Ein stiller Seufzer entfuhr dem Elf. Ja, jetzt wussten sie seine Erfahrungen zu schätzen, aber als er damals als junger Mann von kaum 20 Sommern in die Weite Dorimars gezogen war, um etwas von der Welt zu sehen, da hatten sie ihn beinahe für einen Aussätzigen gehalten. Für einen kurzen Moment glitten seine Erinnerungen zurück in jene unbeschwerten Tage der Wanderschaft und des Abenteuers, in denen er so manches erlebt und in denen er eine Art von Freiheit kennengelernt hatte, die den meisten Hochelfen nicht nur fremd war, sondern geradezu unheimlich.
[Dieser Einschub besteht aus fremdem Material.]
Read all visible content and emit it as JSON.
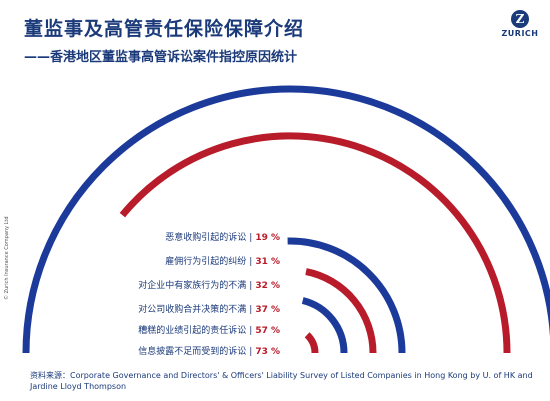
{
  "header": {
    "title": "董监事及高管责任保险保障介绍",
    "subtitle": "——香港地区董监事高管诉讼案件指控原因统计"
  },
  "logo": {
    "mark": "Z",
    "text": "ZURICH"
  },
  "chart_data": {
    "type": "radial-bar",
    "categories": [
      "恶意收购引起的诉讼",
      "雇佣行为引起的纠纷",
      "对企业中有家族行为的不满",
      "对公司收购合并决策的不满",
      "糟糕的业绩引起的责任诉讼",
      "信息披露不足而受到的诉讼"
    ],
    "values": [
      19,
      31,
      32,
      37,
      57,
      73
    ],
    "value_labels": [
      "19 %",
      "31 %",
      "32 %",
      "37 %",
      "57 %",
      "73 %"
    ],
    "colors": [
      "#b81c2a",
      "#1b3a9a",
      "#b81c2a",
      "#1b3a9a",
      "#b81c2a",
      "#1b3a9a"
    ]
  },
  "footer": {
    "source": "资料来源：Corporate Governance and Directors'   & Officers'  Liability Survey of Listed Companies in Hong Kong by U. of HK and Jardine Lloyd Thompson",
    "copyright": "© Zurich Insurance Company Ltd"
  }
}
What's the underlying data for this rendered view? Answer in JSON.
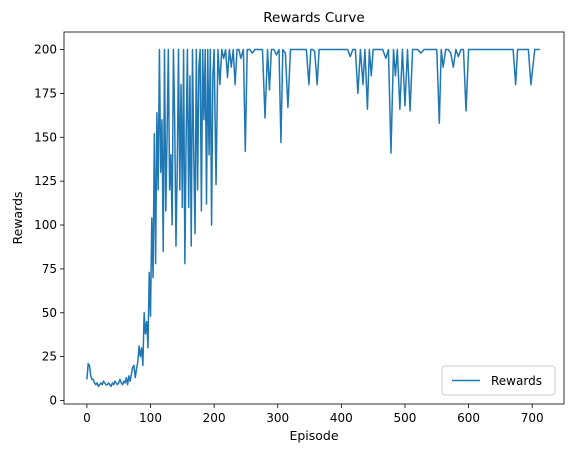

Seine Gedanken kehrten in die Gegenwart zurück. Er hatte sein Wanderleben vor mehr als drei Jahrzehnten aufgegeben, doch er war fast zwei ganze Menschenleben von seinem Geburtsort fort gewesen. Als er schließlich doch nach Hause zurückgekehrt war, hatte er noch fast alles so vorgefunden, wie bei seiner Abreise. In diesem Moment hatte er gewusst, dass er niemals oder für immer fortgehen würde, noch einmal jedenfalls wollte er nicht aus der scheinbar grenzenlosen Freiheit in die damals so eng und begrenzt erscheinende Umgebung seines Heimatwaldes zurückkehren. Lange hatte er um eine Entscheidung gerungen, ob er bleiben oder wieder fortgehen sollte.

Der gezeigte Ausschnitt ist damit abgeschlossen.